IT Department Reorgs Are on the Horizon
An IDG Enterprise study finds that most IT departments are centralized, but the federated model is gaining momentum as CIOs reorient their staffs to focus on business needs
Tue, February 26, 2013
CIO — Given the opportunity, more than one-fourth (27 percent) of IT and business leaders would rebuild their IT departments from scratch, according to an IDG Enterprise survey of 696 senior IT and business executives.
That approach may be more radical than most, but the "Future State of the IT Organization" study shows that IT departments are headed for profound changes as CIOs try to refocus their staffs on business results such as revenue, customer service and product innovation.
Today, 65 percent of IT organizations are centralized, giving CIOs control of the IT budget and technology assets. The remainder are federated (27 percent), where some IT decisions and assets are distributed among business units, or totally decentralized (7 percent).
But that mix may be changing. The survey finds that CIOs who are considering IT reorganizations to meet future business requirements tend to favor a federated approach that puts some IT staffers in the business units.
CIO Karla Viglasky set up a federated model for her IT department at ITT after the manufacturing company split into three parts in 2011. "On the business side, they are running and gunning, and you have to be supportive and flexible," she says. "With the federated model, we have a balance of the two [centralization and decentralization]. That balance is where the magic is."
Left with a smaller staff after the divestiture, Viglasky needs IT professionals who fit the federated model. "I need people that are more business-savvy and will find solutions in the middle," meaning they satisfy business requirements while maintaining security, she says.

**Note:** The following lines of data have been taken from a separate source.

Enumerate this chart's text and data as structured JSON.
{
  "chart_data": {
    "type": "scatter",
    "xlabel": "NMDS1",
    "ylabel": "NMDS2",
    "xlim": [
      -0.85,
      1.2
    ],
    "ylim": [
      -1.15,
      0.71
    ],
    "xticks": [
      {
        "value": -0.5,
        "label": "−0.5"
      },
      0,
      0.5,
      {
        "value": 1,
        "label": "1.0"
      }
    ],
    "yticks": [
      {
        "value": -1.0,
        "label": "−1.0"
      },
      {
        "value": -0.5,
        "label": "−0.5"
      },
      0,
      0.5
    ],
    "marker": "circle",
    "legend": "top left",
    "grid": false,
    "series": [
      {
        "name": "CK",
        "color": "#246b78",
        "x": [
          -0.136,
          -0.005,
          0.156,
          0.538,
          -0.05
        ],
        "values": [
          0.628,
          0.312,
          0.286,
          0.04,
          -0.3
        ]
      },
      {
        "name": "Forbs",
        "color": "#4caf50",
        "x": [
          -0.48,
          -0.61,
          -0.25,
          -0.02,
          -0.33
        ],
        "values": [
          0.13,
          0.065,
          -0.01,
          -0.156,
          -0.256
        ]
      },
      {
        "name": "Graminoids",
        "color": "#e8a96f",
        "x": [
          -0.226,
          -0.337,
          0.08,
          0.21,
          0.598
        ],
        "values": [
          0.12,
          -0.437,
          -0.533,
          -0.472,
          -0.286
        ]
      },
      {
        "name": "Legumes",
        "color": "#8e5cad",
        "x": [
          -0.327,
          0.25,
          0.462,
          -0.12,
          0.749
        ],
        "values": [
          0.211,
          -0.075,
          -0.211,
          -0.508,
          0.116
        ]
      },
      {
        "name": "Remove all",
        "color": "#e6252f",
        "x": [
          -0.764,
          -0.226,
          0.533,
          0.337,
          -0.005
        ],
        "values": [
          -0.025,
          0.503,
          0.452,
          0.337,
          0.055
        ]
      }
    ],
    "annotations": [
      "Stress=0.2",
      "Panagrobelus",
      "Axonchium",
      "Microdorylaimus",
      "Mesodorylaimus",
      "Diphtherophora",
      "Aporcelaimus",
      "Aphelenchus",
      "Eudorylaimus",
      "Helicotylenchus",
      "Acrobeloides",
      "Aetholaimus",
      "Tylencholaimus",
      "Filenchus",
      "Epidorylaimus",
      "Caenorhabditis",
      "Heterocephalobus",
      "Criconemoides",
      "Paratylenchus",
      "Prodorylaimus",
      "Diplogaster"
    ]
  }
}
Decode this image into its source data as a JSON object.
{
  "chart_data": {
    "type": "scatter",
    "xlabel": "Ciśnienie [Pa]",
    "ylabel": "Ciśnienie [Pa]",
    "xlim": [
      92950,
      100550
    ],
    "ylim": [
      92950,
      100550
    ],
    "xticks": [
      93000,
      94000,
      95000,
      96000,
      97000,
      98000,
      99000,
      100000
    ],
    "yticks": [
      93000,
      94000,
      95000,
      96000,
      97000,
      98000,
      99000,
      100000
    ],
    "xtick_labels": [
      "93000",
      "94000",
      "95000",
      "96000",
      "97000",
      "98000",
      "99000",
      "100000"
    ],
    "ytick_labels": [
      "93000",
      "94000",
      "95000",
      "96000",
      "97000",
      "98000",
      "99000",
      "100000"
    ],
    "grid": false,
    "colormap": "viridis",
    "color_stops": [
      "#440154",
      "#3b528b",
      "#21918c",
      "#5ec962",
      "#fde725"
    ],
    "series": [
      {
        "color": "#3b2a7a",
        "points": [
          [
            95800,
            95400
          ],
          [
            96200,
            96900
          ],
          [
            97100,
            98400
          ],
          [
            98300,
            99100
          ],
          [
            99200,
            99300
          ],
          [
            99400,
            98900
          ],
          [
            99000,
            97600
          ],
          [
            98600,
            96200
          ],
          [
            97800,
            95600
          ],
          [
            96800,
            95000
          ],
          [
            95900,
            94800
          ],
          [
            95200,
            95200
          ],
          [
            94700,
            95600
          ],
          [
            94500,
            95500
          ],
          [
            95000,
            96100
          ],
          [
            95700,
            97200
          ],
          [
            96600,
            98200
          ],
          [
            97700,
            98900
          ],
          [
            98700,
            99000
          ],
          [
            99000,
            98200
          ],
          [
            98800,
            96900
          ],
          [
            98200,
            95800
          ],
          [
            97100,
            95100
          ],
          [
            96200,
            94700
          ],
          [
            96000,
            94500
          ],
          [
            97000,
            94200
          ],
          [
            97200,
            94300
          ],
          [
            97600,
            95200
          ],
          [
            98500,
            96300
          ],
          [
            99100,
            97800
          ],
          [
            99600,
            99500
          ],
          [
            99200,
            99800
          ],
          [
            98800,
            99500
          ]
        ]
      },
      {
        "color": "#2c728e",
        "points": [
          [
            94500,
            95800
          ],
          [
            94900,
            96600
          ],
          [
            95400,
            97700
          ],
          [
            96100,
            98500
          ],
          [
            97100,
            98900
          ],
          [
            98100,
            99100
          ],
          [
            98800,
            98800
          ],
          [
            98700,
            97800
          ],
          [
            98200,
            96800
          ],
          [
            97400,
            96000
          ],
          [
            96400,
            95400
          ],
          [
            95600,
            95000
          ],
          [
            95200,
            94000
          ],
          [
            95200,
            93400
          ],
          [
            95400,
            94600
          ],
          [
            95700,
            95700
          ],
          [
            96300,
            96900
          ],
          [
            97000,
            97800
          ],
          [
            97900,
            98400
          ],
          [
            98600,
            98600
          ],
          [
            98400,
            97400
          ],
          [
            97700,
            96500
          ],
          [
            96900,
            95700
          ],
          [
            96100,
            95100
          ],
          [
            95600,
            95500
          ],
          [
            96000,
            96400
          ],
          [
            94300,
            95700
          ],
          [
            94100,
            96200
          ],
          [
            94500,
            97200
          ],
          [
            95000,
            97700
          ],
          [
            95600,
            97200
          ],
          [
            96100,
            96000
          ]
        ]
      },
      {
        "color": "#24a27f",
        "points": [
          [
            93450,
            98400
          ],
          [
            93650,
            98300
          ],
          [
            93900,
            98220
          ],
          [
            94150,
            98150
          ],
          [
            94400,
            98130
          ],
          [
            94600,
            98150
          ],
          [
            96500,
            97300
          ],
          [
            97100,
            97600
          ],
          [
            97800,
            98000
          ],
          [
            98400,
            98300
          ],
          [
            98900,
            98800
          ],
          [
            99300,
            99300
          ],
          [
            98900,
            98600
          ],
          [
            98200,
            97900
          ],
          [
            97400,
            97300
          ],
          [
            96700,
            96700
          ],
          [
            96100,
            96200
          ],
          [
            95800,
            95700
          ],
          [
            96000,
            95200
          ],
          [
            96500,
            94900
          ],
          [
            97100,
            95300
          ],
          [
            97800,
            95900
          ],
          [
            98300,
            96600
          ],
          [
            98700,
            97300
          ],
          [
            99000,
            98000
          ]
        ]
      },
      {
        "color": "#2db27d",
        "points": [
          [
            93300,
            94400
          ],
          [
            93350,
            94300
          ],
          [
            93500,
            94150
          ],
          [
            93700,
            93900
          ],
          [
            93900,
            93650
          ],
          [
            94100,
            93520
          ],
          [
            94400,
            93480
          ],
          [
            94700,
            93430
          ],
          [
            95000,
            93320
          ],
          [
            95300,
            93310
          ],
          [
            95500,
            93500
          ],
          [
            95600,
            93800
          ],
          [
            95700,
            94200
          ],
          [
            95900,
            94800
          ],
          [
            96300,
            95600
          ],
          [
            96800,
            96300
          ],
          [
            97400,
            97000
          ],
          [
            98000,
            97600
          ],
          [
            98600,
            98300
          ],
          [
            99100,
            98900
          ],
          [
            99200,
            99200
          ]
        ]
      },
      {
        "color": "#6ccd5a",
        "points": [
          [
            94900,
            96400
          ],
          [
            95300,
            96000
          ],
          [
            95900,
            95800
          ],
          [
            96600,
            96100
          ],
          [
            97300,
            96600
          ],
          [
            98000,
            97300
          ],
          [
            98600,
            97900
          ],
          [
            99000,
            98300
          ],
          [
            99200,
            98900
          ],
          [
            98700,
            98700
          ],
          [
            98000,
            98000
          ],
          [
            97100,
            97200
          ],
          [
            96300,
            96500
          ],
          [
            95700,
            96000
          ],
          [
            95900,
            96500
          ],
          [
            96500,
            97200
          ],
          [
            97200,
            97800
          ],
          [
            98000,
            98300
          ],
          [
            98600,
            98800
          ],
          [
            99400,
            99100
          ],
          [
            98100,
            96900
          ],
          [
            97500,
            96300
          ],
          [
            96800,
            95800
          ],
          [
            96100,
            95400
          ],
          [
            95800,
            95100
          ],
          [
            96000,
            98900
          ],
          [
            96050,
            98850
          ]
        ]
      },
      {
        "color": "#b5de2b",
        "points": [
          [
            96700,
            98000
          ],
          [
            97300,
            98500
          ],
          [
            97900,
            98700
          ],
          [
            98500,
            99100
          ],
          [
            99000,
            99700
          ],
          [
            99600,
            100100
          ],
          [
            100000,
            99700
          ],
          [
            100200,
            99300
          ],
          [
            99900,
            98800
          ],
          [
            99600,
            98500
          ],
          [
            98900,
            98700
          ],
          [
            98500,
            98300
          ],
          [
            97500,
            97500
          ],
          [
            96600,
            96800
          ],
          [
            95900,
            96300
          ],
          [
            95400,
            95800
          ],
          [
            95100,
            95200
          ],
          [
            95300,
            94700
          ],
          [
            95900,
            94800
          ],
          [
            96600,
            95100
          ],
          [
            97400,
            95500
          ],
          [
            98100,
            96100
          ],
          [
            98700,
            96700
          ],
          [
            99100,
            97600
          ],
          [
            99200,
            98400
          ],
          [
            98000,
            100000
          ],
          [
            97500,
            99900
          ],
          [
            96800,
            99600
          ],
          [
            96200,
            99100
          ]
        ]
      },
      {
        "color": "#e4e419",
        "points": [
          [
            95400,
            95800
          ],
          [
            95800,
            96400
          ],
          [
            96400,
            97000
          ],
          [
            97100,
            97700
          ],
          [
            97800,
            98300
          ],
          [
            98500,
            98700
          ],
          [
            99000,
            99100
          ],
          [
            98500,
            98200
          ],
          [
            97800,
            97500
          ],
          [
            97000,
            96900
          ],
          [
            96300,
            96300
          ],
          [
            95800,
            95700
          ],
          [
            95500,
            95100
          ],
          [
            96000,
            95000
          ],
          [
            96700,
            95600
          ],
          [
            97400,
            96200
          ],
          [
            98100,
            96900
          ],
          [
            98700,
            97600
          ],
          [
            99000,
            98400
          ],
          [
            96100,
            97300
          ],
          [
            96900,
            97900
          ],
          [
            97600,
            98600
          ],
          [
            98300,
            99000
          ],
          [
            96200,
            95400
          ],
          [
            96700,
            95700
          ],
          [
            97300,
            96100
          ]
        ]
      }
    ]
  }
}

IT leaders are rethinking other aspects of the organizational chart as well. Today, 38 percent of IT departments place the staff under VPs for technology areas (such as applications and infrastructure), while 27 percent are organized by business function (such as HR) and 18 percent are organized by business processes (such as supply chain). But the study says CIOs tend to consider the process-focused staffing model a better fit for the future.